Here’s a quick and easy recipe for chicken and rice soup. Of course you can always adapt it using leftover turkey or whatever you happen to have in the house.
(Serves 2 hungry people as a meal in a bowl and 4 as a starter)
- 1 medium onion, chopped
- a little vegetable oil for sweating off the vegetables
- 1 medium carrot, diced
- 850ml/1½pt stock (1 stock cube – vegetable or chicken)
- 1 cup of long grain rice, washed
- 1 chicken breast or some turkey meat, raw or cooked – it doesn’t matter which
You can pretty much use anything you happen to have such as:
- bok choi
- herbs such as parsley, chives or coriander for garnishing
Chop the onion and sweat off in a suitable pan.
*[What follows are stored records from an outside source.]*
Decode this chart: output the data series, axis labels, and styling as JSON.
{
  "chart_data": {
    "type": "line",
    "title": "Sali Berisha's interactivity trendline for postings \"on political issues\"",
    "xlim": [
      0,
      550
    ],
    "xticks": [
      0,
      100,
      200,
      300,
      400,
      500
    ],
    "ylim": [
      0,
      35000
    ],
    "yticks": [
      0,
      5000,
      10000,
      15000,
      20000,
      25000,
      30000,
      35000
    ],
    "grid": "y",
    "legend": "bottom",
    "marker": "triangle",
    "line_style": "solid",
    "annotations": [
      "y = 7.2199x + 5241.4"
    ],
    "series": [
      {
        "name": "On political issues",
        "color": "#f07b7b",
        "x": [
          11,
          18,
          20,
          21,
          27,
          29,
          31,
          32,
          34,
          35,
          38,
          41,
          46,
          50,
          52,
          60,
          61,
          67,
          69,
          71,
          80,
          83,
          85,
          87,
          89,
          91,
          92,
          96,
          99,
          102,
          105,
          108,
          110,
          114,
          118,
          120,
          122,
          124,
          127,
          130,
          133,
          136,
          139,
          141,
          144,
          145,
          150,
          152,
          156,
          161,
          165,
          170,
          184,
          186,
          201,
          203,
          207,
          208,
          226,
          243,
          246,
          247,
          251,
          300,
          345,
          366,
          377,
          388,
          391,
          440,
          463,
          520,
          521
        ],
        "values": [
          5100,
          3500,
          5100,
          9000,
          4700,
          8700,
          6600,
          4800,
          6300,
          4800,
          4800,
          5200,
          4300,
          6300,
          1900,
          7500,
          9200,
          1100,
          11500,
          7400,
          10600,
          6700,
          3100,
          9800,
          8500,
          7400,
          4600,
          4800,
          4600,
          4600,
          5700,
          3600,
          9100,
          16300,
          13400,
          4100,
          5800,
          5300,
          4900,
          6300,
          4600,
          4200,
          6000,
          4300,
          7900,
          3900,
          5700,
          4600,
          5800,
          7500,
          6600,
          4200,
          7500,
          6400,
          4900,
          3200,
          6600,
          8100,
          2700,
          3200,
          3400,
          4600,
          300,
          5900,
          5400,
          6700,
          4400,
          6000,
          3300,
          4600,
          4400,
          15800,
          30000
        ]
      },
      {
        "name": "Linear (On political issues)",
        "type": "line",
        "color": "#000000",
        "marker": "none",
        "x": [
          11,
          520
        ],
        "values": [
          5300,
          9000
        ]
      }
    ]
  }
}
Chop the carrot and other vegetables, add to the pan and sweat off.
Add the stock, and bring to a simmer.
Wash the rice until the water runs clear.
Add the rice and simmer until the rice is almost cooked – about 15 minutes.
Add slices of raw or cooked chicken or turkey. Simmer until meat is cooked or thoroughly heated.
Check the seasoning. Add salt and pepper, if wanted, or another half a stock cube if you need the extra flavour.
Garnish with parsley and serve.
Variations on the theme
Vegan and vegetarian
Use vegetable stock and omit the chicken.
Just for a change I gave my version a Thai twist by adding thin slivers of kaffir lime leaves, finely chopped lemon grass, and a splash of nam pla. It was very tasty, but quite honestly I think I prefer the more basic version.
Chicken noodle soup
Use noodles instead of rice. I’ve also made this simple soup with pearl barley. Just about anything goes!
This soup is really a meal in a bowl. It could also be popped into a Thermos flask or served in a mug for a nourishing outdoor meal for a hungry yachtsman or other outdoor sport enthusiast.
Cook’s Note: This soup doesn’t keep well, nor does it freeze. It needs to be eaten fairly soon after it’s made, otherwise the rice or noodles swell too much and become flabby. Similarly the vegetables lose their freshness if left for too long in the soup. It’s best not to make too much of this and scoff it all up once it’s ready.